A New Year has dawned us, shining with promise and hope. Let’s extend the new year good cheer to our furry friends as well. While there are dedicated groups of animal lovers and activists in every city, they are overwhelmed with the work they have to do, and many are severely short of funds and volunteers as well. Rescuing lost, abandoned and injured dogs can be draining – on one’s emotions, finances and time. But these compassionate souls are doing it on a daily basis, often with very little help from others. Every time I see a post on Facebook or Twitter about an abandoned or lost dog, my hearts hurts. Just looking at their sad, bewildered faces makes me want to weep. Some lucky ones find homes, while others languish in shelters.
So, what can each of us do to make the lives of these lonely dogs better? How can we help animal activists?

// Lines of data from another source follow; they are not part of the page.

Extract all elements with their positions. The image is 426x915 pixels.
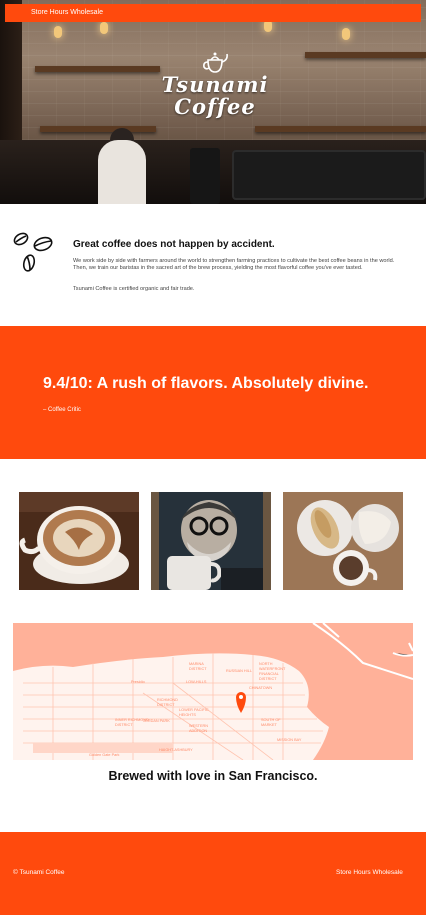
map-label: WATERFRONT <box>259 667 286 671</box>
map-label: Golden Gate Park <box>89 753 119 757</box>
certification-text: Tsunami Coffee is certified organic and … <box>73 286 195 292</box>
map-label: LOW-HILLS <box>186 680 207 684</box>
photo-latte-art <box>19 492 139 590</box>
map-label: DISTRICT <box>259 677 277 681</box>
logo-text-line2: Coffee <box>174 94 256 119</box>
photo-coffee-pastries <box>283 492 403 590</box>
intro-body-text: We work side by side with farmers around… <box>73 258 395 271</box>
map-label: JORDAN PARK <box>143 719 170 723</box>
map-label: DISTRICT <box>189 667 207 671</box>
map-label: DISTRICT <box>157 703 175 707</box>
shelf <box>40 126 156 132</box>
nav-store-hours-wholesale-link[interactable]: Store Hours Wholesale <box>31 4 103 22</box>
map-label: DISTRICT <box>115 723 133 727</box>
shelf <box>255 126 426 132</box>
brand-logo[interactable]: Tsunami Coffee <box>150 50 280 118</box>
portrait-illustration <box>151 492 271 590</box>
coffee-beans-icon <box>13 232 53 272</box>
map-label: FINANCIAL <box>259 672 279 676</box>
review-author: – Coffee Critic <box>43 407 81 413</box>
map-label: HAIGHT-ASHBURY <box>159 748 193 752</box>
map-label: MISSION BAY <box>277 738 302 742</box>
logo-text-line1: Tsunami <box>161 72 269 97</box>
footer-store-hours-wholesale-link[interactable]: Store Hours Wholesale <box>336 869 403 876</box>
map-label: MARINA <box>189 662 204 666</box>
map-label: NORTH <box>259 662 273 666</box>
barista <box>98 140 146 204</box>
map-label: LOWER PACIFIC <box>179 708 209 712</box>
teapot-icon <box>203 52 228 73</box>
map-label: RICHMOND <box>157 698 178 702</box>
intro-heading: Great coffee does not happen by accident… <box>73 239 275 250</box>
photo-man-drinking-coffee <box>151 492 271 590</box>
map-label: SOUTH OF <box>261 718 281 722</box>
review-quote: 9.4/10: A rush of flavors. Absolutely di… <box>43 375 369 392</box>
footer: © Tsunami Coffee Store Hours Wholesale <box>0 832 426 915</box>
map-label: CHINATOWN <box>249 686 272 690</box>
shelf <box>35 66 160 72</box>
footer-copyright: © Tsunami Coffee <box>13 869 65 876</box>
espresso-machine <box>232 150 426 200</box>
intro-section: Great coffee does not happen by accident… <box>0 204 426 326</box>
latte-cup-illustration <box>19 492 139 590</box>
review-quote-section: 9.4/10: A rush of flavors. Absolutely di… <box>0 326 426 459</box>
map-label: WESTERN <box>189 724 208 728</box>
map-caption: Brewed with love in San Francisco. <box>108 769 318 783</box>
pendant-lamp <box>54 26 62 38</box>
map-label: ADDITION <box>189 729 207 733</box>
san-francisco-map: MARINA DISTRICT RUSSIAN HILL NORTH WATER… <box>13 623 413 760</box>
pendant-lamp <box>342 28 350 40</box>
hero-banner: Tsunami Coffee <box>0 0 426 204</box>
pastries-illustration <box>283 492 403 590</box>
map-label: Presidio <box>131 680 145 684</box>
shelf <box>305 52 426 58</box>
coffee-grinder <box>190 148 220 204</box>
map-label: MARKET <box>261 723 278 727</box>
map-label: HEIGHTS <box>179 713 196 717</box>
map-label: RUSSIAN HILL <box>226 669 252 673</box>
top-nav-bar: Store Hours Wholesale <box>5 4 421 22</box>
location-map[interactable]: MARINA DISTRICT RUSSIAN HILL NORTH WATER… <box>13 623 413 760</box>
pendant-lamp <box>100 22 108 34</box>
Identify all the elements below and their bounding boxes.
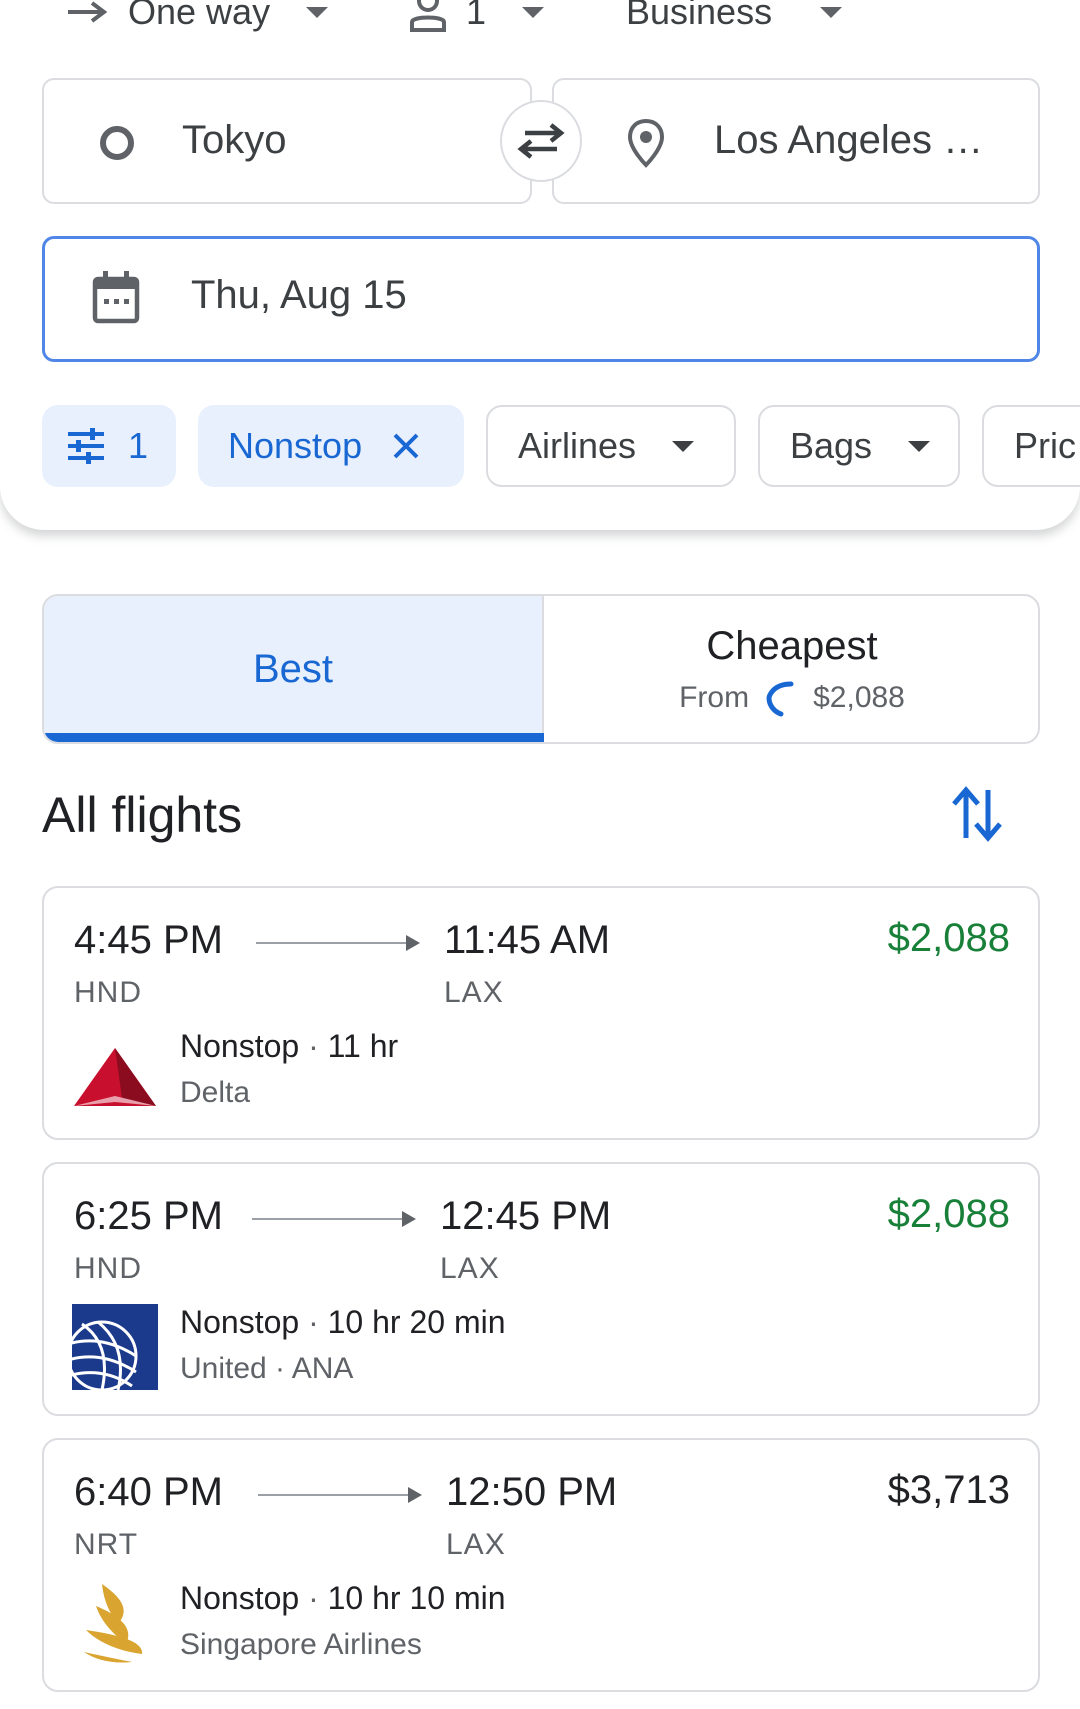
stops-label: Nonstop: [180, 1028, 300, 1064]
flight-arrow: [258, 1494, 408, 1496]
chip-price-label: Pric: [1014, 425, 1076, 466]
departure-date-field[interactable]: Thu, Aug 15: [42, 236, 1040, 362]
search-panel: One way 1 Business Tokyo Los Angeles … T…: [0, 0, 1080, 530]
arrive-time: 11:45 AM: [444, 918, 611, 962]
origin-circle-icon: [100, 126, 134, 160]
airline-name: Singapore Airlines: [180, 1628, 422, 1661]
chip-airlines-label: Airlines: [518, 425, 637, 466]
destination-field[interactable]: Los Angeles …: [552, 78, 1040, 204]
depart-airport-code: NRT: [74, 1528, 139, 1561]
arrive-time: 12:45 PM: [440, 1194, 612, 1238]
stops-label: Nonstop: [180, 1580, 300, 1616]
chip-price[interactable]: Pric: [982, 405, 1080, 487]
stops-label: Nonstop: [180, 1304, 300, 1340]
tune-icon: [68, 428, 104, 464]
origin-text: Tokyo: [182, 118, 287, 162]
flight-card[interactable]: 6:40 PM 12:50 PM $3,713 NRT LAX Nonstop …: [42, 1438, 1040, 1692]
tab-best[interactable]: Best: [44, 596, 544, 742]
depart-airport-code: HND: [74, 1252, 142, 1285]
arrow-right-icon: [68, 1, 108, 23]
tab-best-label: Best: [252, 646, 334, 691]
filter-count: 1: [128, 425, 149, 466]
calendar-icon: [92, 271, 140, 324]
depart-time: 4:45 PM: [74, 918, 223, 962]
flight-card[interactable]: 6:25 PM 12:45 PM $2,088 HND LAX Nonstop …: [42, 1162, 1040, 1416]
cabin-class-selector[interactable]: Business: [626, 0, 843, 34]
passenger-count: 1: [466, 0, 487, 32]
passenger-selector[interactable]: 1: [408, 0, 545, 34]
flight-price: $3,713: [887, 1468, 1010, 1512]
arrive-airport-code: LAX: [446, 1528, 506, 1561]
flight-card[interactable]: 4:45 PM 11:45 AM $2,088 HND LAX Nonstop …: [42, 886, 1040, 1140]
loading-spinner-icon: [766, 681, 794, 717]
singapore-airlines-logo-icon: [84, 1584, 143, 1663]
depart-time: 6:40 PM: [74, 1470, 223, 1514]
arrive-airport-code: LAX: [444, 976, 504, 1009]
duration-label: 11 hr: [327, 1028, 399, 1064]
sort-icon[interactable]: [950, 786, 1004, 842]
swap-icon: [517, 123, 565, 159]
origin-field[interactable]: Tokyo: [42, 78, 532, 204]
cheapest-from-label: From: [679, 681, 750, 714]
trip-type-label: One way: [128, 0, 271, 32]
tab-cheapest[interactable]: Cheapest From $2,088: [544, 596, 1038, 742]
chip-bags-label: Bags: [790, 425, 873, 466]
close-icon[interactable]: [392, 432, 420, 460]
arrow-head-icon: [406, 935, 420, 951]
airline-name: United: [180, 1352, 267, 1385]
location-pin-icon: [627, 118, 665, 168]
chevron-down-icon: [306, 6, 329, 18]
flight-arrow: [252, 1218, 402, 1220]
swap-locations-button[interactable]: [500, 100, 582, 182]
arrive-time: 12:50 PM: [446, 1470, 618, 1514]
sort-tabs: Best Cheapest From $2,088: [42, 594, 1040, 744]
destination-text: Los Angeles …: [714, 118, 984, 162]
arrow-head-icon: [408, 1487, 422, 1503]
tab-cheapest-label: Cheapest: [706, 624, 878, 668]
flight-price: $2,088: [887, 1192, 1010, 1236]
cabin-class-label: Business: [626, 0, 773, 32]
departure-date-text: Thu, Aug 15: [191, 273, 407, 317]
results-heading: All flights: [42, 787, 243, 843]
chip-nonstop[interactable]: Nonstop: [198, 405, 464, 487]
duration-label: 10 hr 20 min: [327, 1304, 506, 1340]
chevron-down-icon: [672, 440, 695, 452]
flight-price: $2,088: [887, 916, 1010, 960]
delta-logo-icon: [74, 1048, 156, 1106]
chevron-down-icon: [820, 6, 843, 18]
chip-bags[interactable]: Bags: [758, 405, 960, 487]
duration-label: 10 hr 10 min: [327, 1580, 506, 1616]
chip-airlines[interactable]: Airlines: [486, 405, 736, 487]
partner-airline-name: ANA: [291, 1352, 354, 1385]
chevron-down-icon: [522, 6, 545, 18]
airline-name: Delta: [180, 1076, 251, 1109]
cheapest-price: $2,088: [813, 681, 905, 714]
depart-airport-code: HND: [74, 976, 142, 1009]
depart-time: 6:25 PM: [74, 1194, 223, 1238]
person-icon: [410, 0, 446, 32]
united-logo-icon: [72, 1304, 158, 1390]
arrow-head-icon: [402, 1211, 416, 1227]
tab-active-indicator: [44, 733, 544, 742]
trip-type-selector[interactable]: One way: [66, 0, 329, 34]
flight-arrow: [256, 942, 406, 944]
arrive-airport-code: LAX: [440, 1252, 500, 1285]
chip-nonstop-label: Nonstop: [228, 425, 363, 466]
chevron-down-icon: [908, 440, 931, 452]
all-filters-button[interactable]: 1: [42, 405, 176, 487]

Adopt a dog: If you are planning to buy or get a dog, why don’t you visit an animal shelter in your city and adopt a homeless dog? Dogs don’t belong in shelters, they belong in homes. They want love. They want to be petted. They want to run around free. I have quoted this in an earlier article, but I would like to quote it again: “Saving one animal won’t change the world, but it will change the world for that one animal.” You can find puppies and adult dogs at shelters; take your pick. Give one dog a home. If many people come forward to do that, so many homeless dogs will find homes…and love.
Join an animal activist group: Maybe you can’t keep a dog due to certain constraints. But you could still help them. Join an animal activist group in your city and volunteer your services. They always need volunteers. You could do it full-time or part-time. You could volunteer your services on weekends or every evening…choose a time that’s convenient to you.
Visit a shelter: If you don’t have the time to spare to volunteer regularly at a shelter, you could visit one every week. Puppies and dogs love human companionship. There’s nothing more heartening than to see a furry ball’s face light up when you pet him. Visiting a shelter will not only put a wag on a lonely dog’s tail, it will bring a smile to your face and joy to your heart too.
Foster: I know many friends who want to keep dogs but can’t because they don’t have help at home or they travel frequently on work, etc. But they long to have a dog in their home for short periods. There are others who are not ready yet to make a permanent commitment to having a dog. Shelters are overflowing with abandoned, injured and lost dogs and often they have no space to take in any more dogs. Also, some dogs don’t do well at shelters; they literally starve themselves to death. Pedigreed dogs are susceptible to picking up diseases at shelters and many die there. So, why don’t you offer to foster a dog till he goes to his forever home? I’ve fostered so many adult dogs and puppies and it’s such a wonderful, heart-warming experience. You not only get to do a good deed and generate positive karma, you also get to enjoy the sheer pleasure of having a loving dog or a frisky puppy as your companion for a few days.
Donate: If you can’t do any of the above, then open your purse strings generously. Shelters and animal activist groups are constantly in need of funds. They are always drowning under the sundry expenses – from upkeep of the shelters to salaries, medicines, veterinary bills, food and more. You could donate money or in-kind – buy dog food, basic medicines, bedding, collars, leashes, bowls…there are so many ways you can help to alleviate the financial crunch that these shelters face on a daily basis. Very often, people who rescue injured dogs have to take them to a vet for surgery. These surgeries are expensive, and the aftercare is costly too. They put up posts asking for donations directly to the veterinary hospital. You could contribute to that as well. Most of us are in a position where we can contribute money, so write out that cheque and make a difference to an unhappy doggie’s life.
Become a fan on social media: This is the easiest thing to do. Follow local animal shelters and groups on social media. This way you can cross-post any information they share and help them to reach a wider audience. You may think it’s an insignificant act, but it really does help. I had rescued a German Shepherd last year and posted his picture on Facebook. My friends cross-posted it and within two days, the owner’s friend saw the post and informed him. The next day, the happy owner and an equally happy doggie were reunited.
So, let us, make a pledge to help a doggie in need. Apart from the above, there are so many other ways you can choose to help. Open your heart. Dogs give us so much joy and love; let’s do something, however small, for them in return.